The physical campus is situated in a restored industrial building near key São Paulo boroughs and references urban revitalization projects comparable to Faria Lima, Avenida Paulista, Vila Olímpia, Pinheiros, Moema, and Itaim Bibi. Facilities include coworking spaces, meeting rooms, auditoriums, prototyping labs, and event venues used by startups and partners like Microsoft for Startups, AWS Activate, Google for Startups, SAP.iO, Visa Everywhere Initiative, and Mastercard Start Path. The design incorporates flexible workstations influenced by models from WeWork, Rocket Internet, Station F, Level39, Techstars, and Y Combinator. Technical infrastructure supports cloud platforms such as Amazon Web Services, Google Cloud Platform, and Microsoft Azure, and enables hardware prototyping with partners similar to Arduino, Raspberry Pi, and Intel IoT initiatives.
Cubo Itaú runs programs for incubation, acceleration, corporate innovation, and talent development, engaging stakeholders like Endeavor, Startup Grind, Founders Institute, 500 Startups, Plug and Play Tech Center, and MassChallenge.

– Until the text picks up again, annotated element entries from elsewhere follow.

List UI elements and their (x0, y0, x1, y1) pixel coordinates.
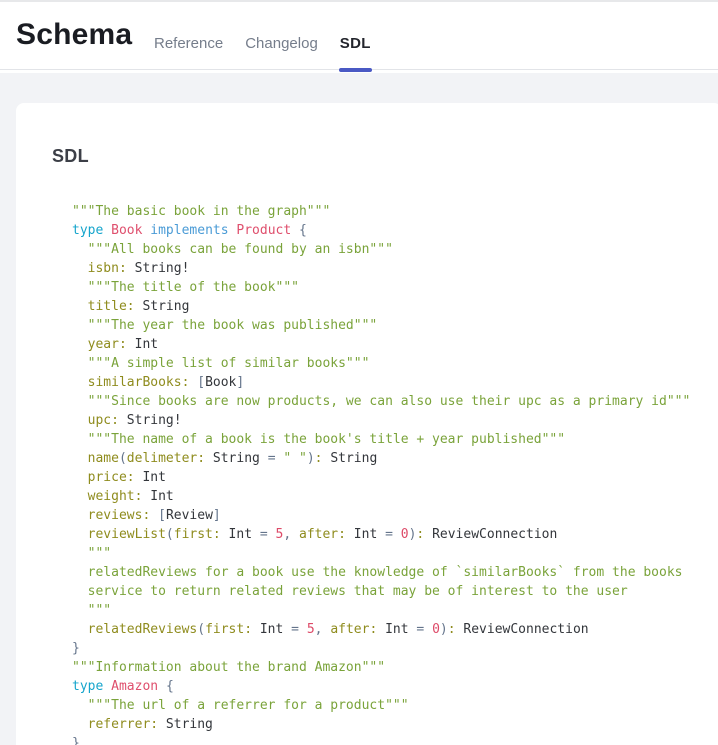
code-line: """A simple list of similar books""" (72, 354, 718, 373)
code-line: """The url of a referrer for a product""… (72, 696, 718, 715)
code-line: year: Int (72, 335, 718, 354)
code-line: """Since books are now products, we can … (72, 392, 718, 411)
code-line: isbn: String! (72, 259, 718, 278)
code-line: weight: Int (72, 487, 718, 506)
sdl-code-block: """The basic book in the graph"""type Bo… (72, 202, 718, 745)
code-line: upc: String! (72, 411, 718, 430)
code-line: relatedReviews for a book use the knowle… (72, 563, 718, 582)
code-line: """The basic book in the graph""" (72, 202, 718, 221)
code-line: relatedReviews(first: Int = 5, after: In… (72, 620, 718, 639)
code-line: """ (72, 601, 718, 620)
active-tab-underline (339, 68, 372, 72)
schema-tabs: Reference Changelog SDL (154, 35, 371, 52)
tab-sdl-label: SDL (340, 35, 371, 52)
code-line: """ (72, 544, 718, 563)
tab-reference[interactable]: Reference (154, 35, 223, 52)
sdl-card: SDL """The basic book in the graph"""typ… (16, 103, 718, 745)
page-title: Schema (16, 18, 132, 52)
code-line: reviews: [Review] (72, 506, 718, 525)
code-line: title: String (72, 297, 718, 316)
code-line: """All books can be found by an isbn""" (72, 240, 718, 259)
code-line: type Book implements Product { (72, 221, 718, 240)
code-line: """The year the book was published""" (72, 316, 718, 335)
code-line: price: Int (72, 468, 718, 487)
code-line: referrer: String (72, 715, 718, 734)
code-line: } (72, 734, 718, 745)
code-line: reviewList(first: Int = 5, after: Int = … (72, 525, 718, 544)
tab-sdl[interactable]: SDL (340, 35, 371, 52)
code-line: name(delimeter: String = " "): String (72, 449, 718, 468)
code-line: """The title of the book""" (72, 278, 718, 297)
tab-changelog[interactable]: Changelog (245, 35, 318, 52)
code-line: similarBooks: [Book] (72, 373, 718, 392)
sdl-card-heading: SDL (52, 146, 718, 167)
content-area: SDL """The basic book in the graph"""typ… (0, 73, 718, 745)
code-line: } (72, 639, 718, 658)
code-line: service to return related reviews that m… (72, 582, 718, 601)
code-line: type Amazon { (72, 677, 718, 696)
schema-page: Schema Reference Changelog SDL SDL """Th… (0, 0, 718, 745)
code-line: """The name of a book is the book's titl… (72, 430, 718, 449)
page-header: Schema Reference Changelog SDL (0, 0, 718, 70)
code-line: """Information about the brand Amazon""" (72, 658, 718, 677)
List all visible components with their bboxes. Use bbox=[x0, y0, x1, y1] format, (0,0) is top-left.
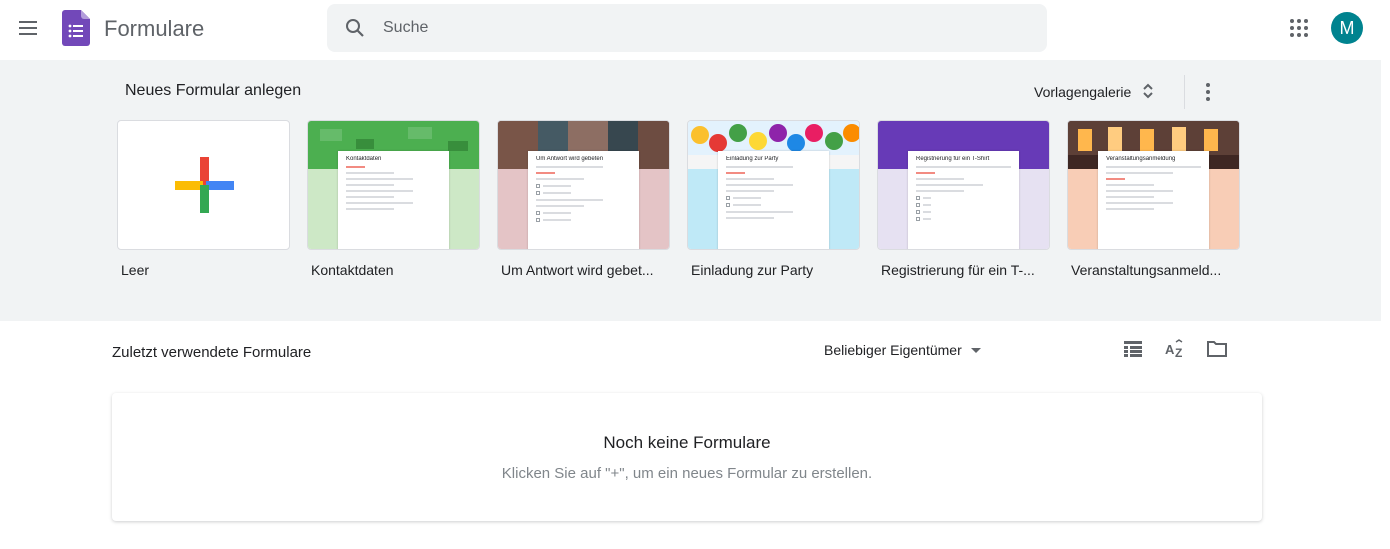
hamburger-menu-icon[interactable] bbox=[8, 8, 48, 48]
template-label: Leer bbox=[121, 262, 150, 278]
svg-text:Z: Z bbox=[1175, 346, 1182, 359]
arrow-drop-down-icon bbox=[970, 342, 982, 358]
template-thumbnail[interactable]: Veranstaltungsanmeldung bbox=[1067, 120, 1240, 250]
list-view-icon[interactable] bbox=[1121, 337, 1145, 361]
empty-state-title: Noch keine Formulare bbox=[603, 433, 771, 452]
template-thumbnail[interactable]: Registrierung für ein T-Shirt bbox=[877, 120, 1050, 250]
app-title[interactable]: Formulare bbox=[104, 16, 204, 42]
template-contact-info[interactable]: Kontaktdaten Kontaktdaten bbox=[307, 120, 480, 278]
owner-filter-dropdown[interactable]: Beliebiger Eigentümer bbox=[824, 340, 982, 360]
template-form-preview: Registrierung für ein T-Shirt bbox=[908, 151, 1019, 249]
empty-state-subtitle: Klicken Sie auf "+", um ein neues Formul… bbox=[501, 465, 873, 482]
empty-state-card: Noch keine Formulare Klicken Sie auf "+"… bbox=[112, 393, 1262, 521]
forms-logo-icon[interactable] bbox=[62, 10, 90, 46]
owner-filter-label: Beliebiger Eigentümer bbox=[824, 342, 962, 358]
more-vert-icon[interactable] bbox=[1188, 72, 1228, 112]
template-thumbnail[interactable]: Um Antwort wird gebeten bbox=[497, 120, 670, 250]
template-form-preview: Kontaktdaten bbox=[338, 151, 449, 249]
toolbar-divider bbox=[1184, 75, 1185, 109]
template-rsvp[interactable]: Um Antwort wird gebeten Um Antwort wird … bbox=[497, 120, 670, 278]
search-bar[interactable] bbox=[327, 4, 1047, 52]
folder-icon[interactable] bbox=[1205, 337, 1229, 361]
template-label: Registrierung für ein T-... bbox=[881, 262, 1035, 278]
svg-text:A: A bbox=[1165, 342, 1175, 357]
recent-forms-title: Zuletzt verwendete Formulare bbox=[112, 344, 312, 361]
search-icon[interactable] bbox=[343, 16, 367, 40]
template-thumbnail[interactable] bbox=[117, 120, 290, 250]
template-label: Um Antwort wird gebet... bbox=[501, 262, 654, 278]
template-gallery-toggle[interactable]: Vorlagengalerie bbox=[1022, 74, 1167, 110]
template-tshirt-signup[interactable]: Registrierung für ein T-Shirt Registrier… bbox=[877, 120, 1050, 278]
template-form-preview: Einladung zur Party bbox=[718, 151, 829, 249]
unfold-more-icon bbox=[1141, 82, 1155, 103]
template-label: Einladung zur Party bbox=[691, 262, 814, 278]
plus-icon bbox=[175, 157, 234, 213]
gallery-title: Neues Formular anlegen bbox=[125, 82, 302, 99]
sort-az-icon[interactable]: A Z bbox=[1163, 337, 1187, 361]
grid-apps-icon[interactable] bbox=[1279, 8, 1319, 48]
top-app-bar: Formulare M bbox=[0, 0, 1390, 60]
template-event-registration[interactable]: Veranstaltungsanmeldung Veranstaltungsan… bbox=[1067, 120, 1240, 278]
avatar[interactable]: M bbox=[1331, 12, 1363, 44]
template-form-preview: Um Antwort wird gebeten bbox=[528, 151, 639, 249]
template-thumbnail[interactable]: Einladung zur Party bbox=[687, 120, 860, 250]
template-blank[interactable]: Leer bbox=[117, 120, 290, 278]
template-label: Veranstaltungsanmeld... bbox=[1071, 262, 1222, 278]
template-gallery: Neues Formular anlegen Vorlagengalerie L… bbox=[0, 60, 1381, 321]
search-input[interactable] bbox=[383, 4, 1033, 52]
template-thumbnail[interactable]: Kontaktdaten bbox=[307, 120, 480, 250]
template-party-invite[interactable]: Einladung zur Party Einladung zur Party bbox=[687, 120, 860, 278]
template-label: Kontaktdaten bbox=[311, 262, 394, 278]
template-gallery-label: Vorlagengalerie bbox=[1034, 84, 1132, 100]
template-form-preview: Veranstaltungsanmeldung bbox=[1098, 151, 1209, 249]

Services include mentorship sourced from networks including LinkedIn, Deloitte Digital, McKinsey & Company, Boston Consulting Group, Accenture, Bain & Company, KPMG, PwC, and EY. It hosts investor demo days attended by Angels and firms such as Valor Capital Group, Canary, DOMO Invest, Vinci Partners, and family offices related to Joesley Batista-era conglomerates and legacy groups. Programs target sectors tied to FinTech, HealthTech, AgriTech, EduTech, LegalTech, PropTech, and MobilityTech with connections to regulatory and standards bodies such as ANVISA, Banco Central do Brasil, and ANATEL.

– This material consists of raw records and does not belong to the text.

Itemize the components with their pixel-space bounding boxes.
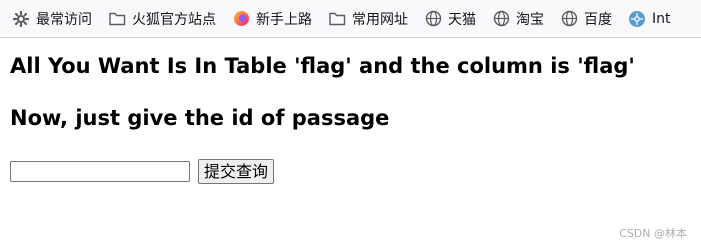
folder-icon [328,10,346,28]
globe-icon [492,10,510,28]
bookmark-label: Int [652,10,671,27]
globe-icon [424,10,442,28]
gear-icon [12,10,30,28]
query-form: 提交查询 [10,159,275,184]
bookmark-firefox-official[interactable]: 火狐官方站点 [104,5,220,33]
firefox-icon [232,10,250,28]
csdn-watermark: CSDN @林本 [619,227,687,240]
bookmark-label: 火狐官方站点 [132,11,216,28]
folder-icon [108,10,126,28]
page-heading-table-hint: All You Want Is In Table 'flag' and the … [10,54,635,78]
bookmark-label: 常用网址 [352,11,408,28]
bookmark-baidu[interactable]: 百度 [556,5,616,33]
bookmark-int[interactable]: Int [624,5,675,33]
bookmark-label: 淘宝 [516,11,544,28]
bookmark-label: 天猫 [448,11,476,28]
bookmark-common-sites[interactable]: 常用网址 [324,5,412,33]
bookmark-taobao[interactable]: 淘宝 [488,5,548,33]
extension-icon [628,10,646,28]
globe-icon [560,10,578,28]
bookmark-label: 最常访问 [36,11,92,28]
bookmark-most-visited[interactable]: 最常访问 [8,5,96,33]
bookmark-getting-started[interactable]: 新手上路 [228,5,316,33]
bookmarks-toolbar: 最常访问 火狐官方站点 新手上路 常用网址 天猫 淘宝 百度 Int [0,0,701,38]
bookmark-label: 百度 [584,11,612,28]
page-heading-instruction: Now, just give the id of passage [10,106,390,130]
bookmark-label: 新手上路 [256,11,312,28]
submit-query-button[interactable]: 提交查询 [198,159,275,184]
id-input[interactable] [10,161,190,182]
bookmark-tmall[interactable]: 天猫 [420,5,480,33]
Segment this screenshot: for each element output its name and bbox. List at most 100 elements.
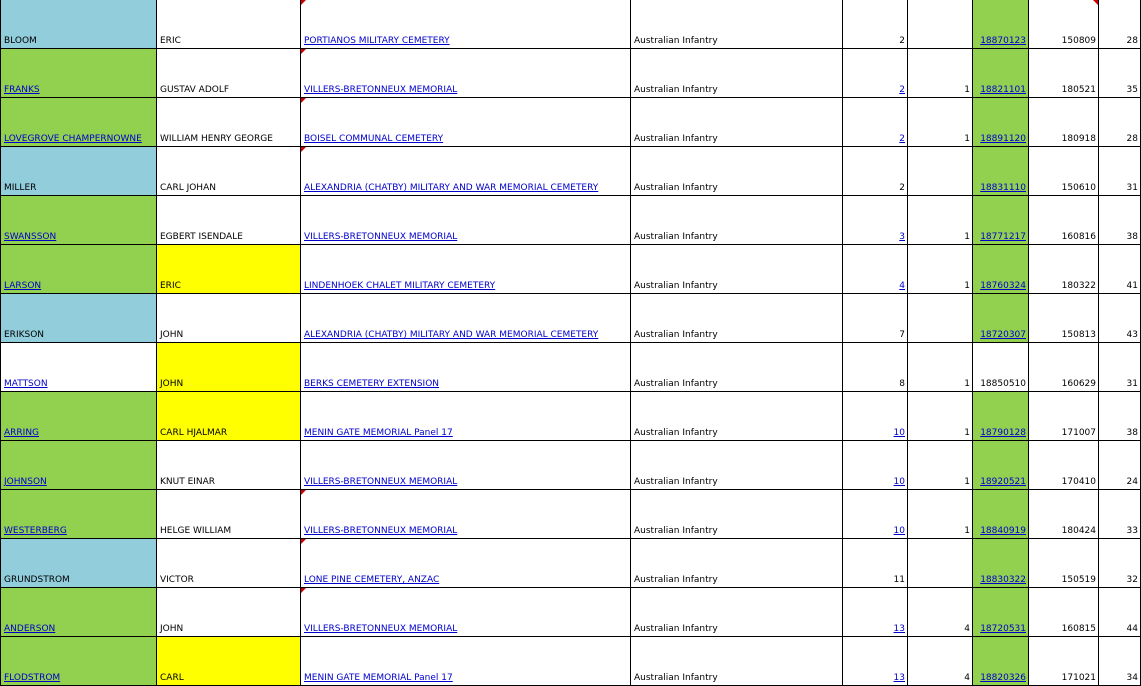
cemetery-link[interactable]: LINDENHOEK CHALET MILITARY CEMETERY [300,244,631,294]
number-cell[interactable]: 1 [907,97,973,147]
surname-link[interactable]: FLODSTROM [0,636,157,686]
cemetery-link[interactable]: BOISEL COMMUNAL CEMETERY [300,97,631,147]
unit-cell[interactable]: Australian Infantry [630,0,843,49]
number-link[interactable]: 3 [842,195,908,245]
number-link[interactable]: 4 [842,244,908,294]
number-cell[interactable] [907,0,973,49]
unit-cell[interactable]: Australian Infantry [630,146,843,196]
age-cell[interactable]: 28 [1098,97,1141,147]
given-name-cell[interactable]: KNUT EINAR [156,440,301,490]
cemetery-link[interactable]: PORTIANOS MILITARY CEMETERY [300,0,631,49]
number-cell[interactable]: 1 [907,48,973,98]
unit-cell[interactable]: Australian Infantry [630,48,843,98]
number-link[interactable]: 13 [842,636,908,686]
death-date-cell[interactable]: 150809 [1028,0,1099,49]
number-cell[interactable]: 4 [907,587,973,637]
age-cell[interactable]: 24 [1098,440,1141,490]
age-cell[interactable]: 34 [1098,636,1141,686]
unit-cell[interactable]: Australian Infantry [630,587,843,637]
age-cell[interactable]: 38 [1098,195,1141,245]
birth-date-link[interactable]: 18891120 [972,97,1029,147]
given-name-cell[interactable]: CARL JOHAN [156,146,301,196]
death-date-cell[interactable]: 160629 [1028,342,1099,392]
age-cell[interactable]: 33 [1098,489,1141,539]
number-cell[interactable]: 2 [842,0,908,49]
cemetery-link[interactable]: ALEXANDRIA (CHATBY) MILITARY AND WAR MEM… [300,146,631,196]
birth-date-link[interactable]: 18720531 [972,587,1029,637]
death-date-cell[interactable]: 150610 [1028,146,1099,196]
number-cell[interactable]: 4 [907,636,973,686]
given-name-cell[interactable]: JOHN [156,342,301,392]
unit-cell[interactable]: Australian Infantry [630,342,843,392]
death-date-cell[interactable]: 150519 [1028,538,1099,588]
birth-date-link[interactable]: 18830322 [972,538,1029,588]
number-cell[interactable]: 1 [907,342,973,392]
death-date-cell[interactable]: 180521 [1028,48,1099,98]
cemetery-link[interactable]: MENIN GATE MEMORIAL Panel 17 [300,391,631,441]
surname-cell[interactable]: GRUNDSTROM [0,538,157,588]
given-name-cell[interactable]: ERIC [156,244,301,294]
cemetery-link[interactable]: MENIN GATE MEMORIAL Panel 17 [300,636,631,686]
age-cell[interactable]: 28 [1098,0,1141,49]
death-date-cell[interactable]: 170410 [1028,440,1099,490]
number-link[interactable]: 10 [842,440,908,490]
surname-link[interactable]: WESTERBERG [0,489,157,539]
death-date-cell[interactable]: 180424 [1028,489,1099,539]
age-cell[interactable]: 31 [1098,146,1141,196]
given-name-cell[interactable]: CARL HJALMAR [156,391,301,441]
number-cell[interactable]: 7 [842,293,908,343]
number-cell[interactable]: 2 [842,146,908,196]
death-date-cell[interactable]: 160815 [1028,587,1099,637]
birth-date-cell[interactable]: 18850510 [972,342,1029,392]
number-cell[interactable]: 8 [842,342,908,392]
unit-cell[interactable]: Australian Infantry [630,538,843,588]
number-link[interactable]: 13 [842,587,908,637]
death-date-cell[interactable]: 171007 [1028,391,1099,441]
given-name-cell[interactable]: CARL [156,636,301,686]
surname-link[interactable]: JOHNSON [0,440,157,490]
given-name-cell[interactable]: ERIC [156,0,301,49]
age-cell[interactable]: 41 [1098,244,1141,294]
surname-cell[interactable]: MILLER [0,146,157,196]
unit-cell[interactable]: Australian Infantry [630,195,843,245]
number-cell[interactable] [907,538,973,588]
age-cell[interactable]: 31 [1098,342,1141,392]
surname-cell[interactable]: ERIKSON [0,293,157,343]
unit-cell[interactable]: Australian Infantry [630,97,843,147]
cemetery-link[interactable]: VILLERS-BRETONNEUX MEMORIAL [300,48,631,98]
number-cell[interactable] [907,293,973,343]
given-name-cell[interactable]: GUSTAV ADOLF [156,48,301,98]
given-name-cell[interactable]: WILLIAM HENRY GEORGE [156,97,301,147]
death-date-cell[interactable]: 160816 [1028,195,1099,245]
unit-cell[interactable]: Australian Infantry [630,440,843,490]
birth-date-link[interactable]: 18870123 [972,0,1029,49]
given-name-cell[interactable]: JOHN [156,587,301,637]
death-date-cell[interactable]: 180918 [1028,97,1099,147]
number-link[interactable]: 10 [842,489,908,539]
cemetery-link[interactable]: BERKS CEMETERY EXTENSION [300,342,631,392]
age-cell[interactable]: 32 [1098,538,1141,588]
death-date-cell[interactable]: 150813 [1028,293,1099,343]
surname-link[interactable]: MATTSON [0,342,157,392]
age-cell[interactable]: 35 [1098,48,1141,98]
death-date-cell[interactable]: 171021 [1028,636,1099,686]
age-cell[interactable]: 38 [1098,391,1141,441]
number-cell[interactable] [907,146,973,196]
unit-cell[interactable]: Australian Infantry [630,391,843,441]
given-name-cell[interactable]: JOHN [156,293,301,343]
birth-date-link[interactable]: 18760324 [972,244,1029,294]
birth-date-link[interactable]: 18840919 [972,489,1029,539]
birth-date-link[interactable]: 18821101 [972,48,1029,98]
surname-cell[interactable]: BLOOM [0,0,157,49]
unit-cell[interactable]: Australian Infantry [630,489,843,539]
cemetery-link[interactable]: VILLERS-BRETONNEUX MEMORIAL [300,195,631,245]
number-cell[interactable]: 1 [907,195,973,245]
unit-cell[interactable]: Australian Infantry [630,244,843,294]
birth-date-link[interactable]: 18771217 [972,195,1029,245]
surname-link[interactable]: FRANKS [0,48,157,98]
number-cell[interactable]: 1 [907,440,973,490]
cemetery-link[interactable]: VILLERS-BRETONNEUX MEMORIAL [300,587,631,637]
number-cell[interactable]: 11 [842,538,908,588]
birth-date-link[interactable]: 18820326 [972,636,1029,686]
cemetery-link[interactable]: LONE PINE CEMETERY, ANZAC [300,538,631,588]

Funding has come from corporate backers, strategic partners, and investor syndicates including backing mechanisms akin to Itaú Unibanco’s innovation arm and collaborations with funds like BR Startups Fund, FIP, BNDESPar, and institutional investors such as BlackRock and Vanguard. Partnerships extend to international programs from British Council, German Agency for International Cooperation, USAID, World Bank Group, Inter-American Development Bank, and philanthropic foundations such as Ford Foundation and Gates Foundation for specific social-innovation tracks. Collaborative corporate pilots have involved Itaú Unibanco, Bradesco, Natura &Co, Ambev, TIM Brasil, Oi (telecommunications), Claro Brasil, Telefonica Brasil, and logistics partners like Correios and Mercado Libre Logistics.
Cubo Itaú has been credited with helping scale startups that later interacted with platforms and companies such as Nubank, iFood, Loggi, QuintoAndar, Rappi, and StoneCo, and has been covered by media outlets including Folha de S.Paulo, O Globo, Valor Econômico, Exame (magazine), Reuters, Bloomberg, The Wall Street Journal, and Financial Times. Analysts from McKinsey & Company and BCG have cited hubs like Cubo Itaú in studies on Latin American innovation. Critics and commentators from Folha de S.Paulo editorial pages and independent researchers at FGV have debated corporate influence on startup autonomy and urban redevelopment trends similar to controversies around gentrification in neighborhoods like Vila Madalena. Overall, Cubo Itaú is viewed as a central node within Brazil’s startup ecosystem, connecting institutional capital, technical expertise, and market access.